From the Daily Mail.
They are devoted foster parents with an unblemished record of caring for almost 30 vulnerable children. But Vincent and Pauline Matherick will this week have their latest foster son taken away because they have refused to sign new sexual equality regulations. To do so, they claim, would force them to promote homosexuality and go against their Christian faith.
The 11-year-old boy, who has been in their care for two years, will be placed in a council hostel this week and the Mathericks will no longer be given children to look after.
The devastated couple, who have three grown up children of their own, became foster parents in 2001 and have since cared for 28 children at their home in Chard, Somerset. ...
Officials told the couple that under the regulations they would be required to discuss same-sex relationships with children as young as 11 and tell them that gay partnerships were just as acceptable as heterosexual marriages. They could also be required to take teenagers to gay association meetings.
When the Mathericks objected, they were told they would be taken off the register of foster parents. The Mathericks have decided to resign rather than face the humiliation of being expelled.

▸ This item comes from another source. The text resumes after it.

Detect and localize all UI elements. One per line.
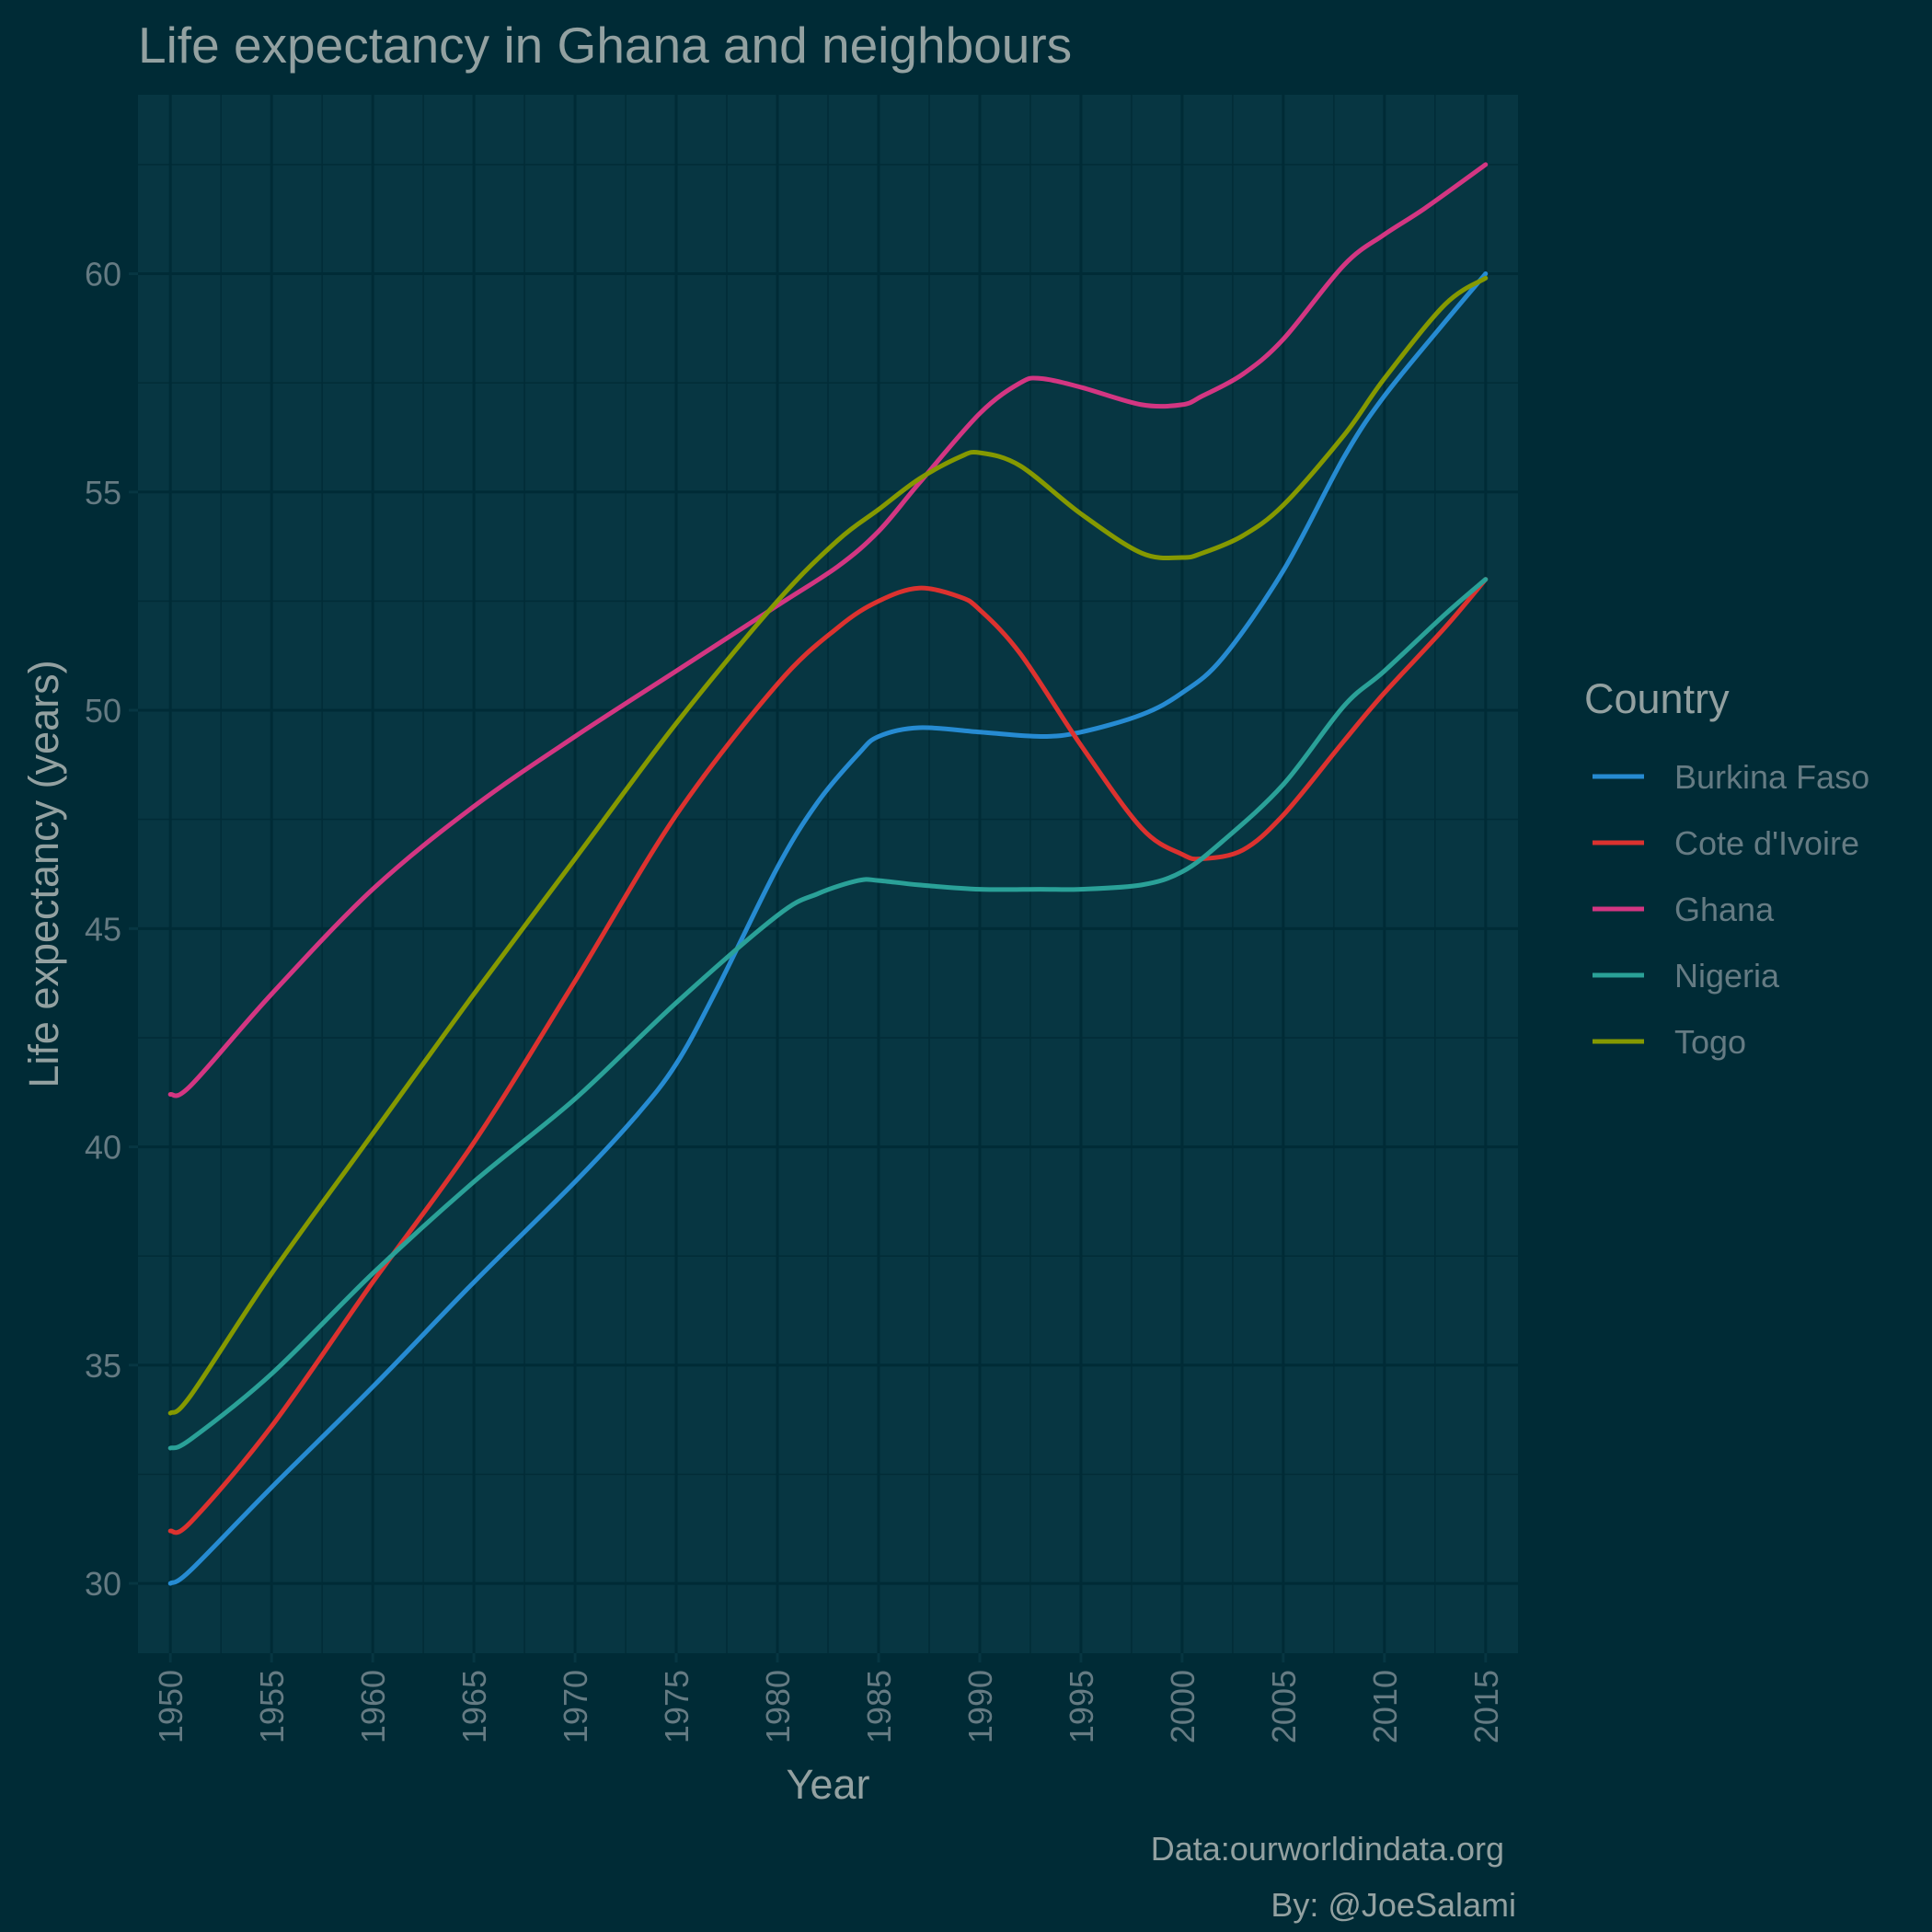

Some of us can remember back to the days when Supreme Court justices argued against anti-sodomy laws on the grounds that gays inhibited by those laws were only claiming their share of "the most comprehensive of rights and the right most valued by civilized men, namely the right to be left alone" -- and this in the minority opinion.
One wonders how much longer the "right to be left alone" will be accorded to orthodox Christians. Will your children dare to speak against the love (ahem) that dare not speak its name? Will they have a choice in the matter?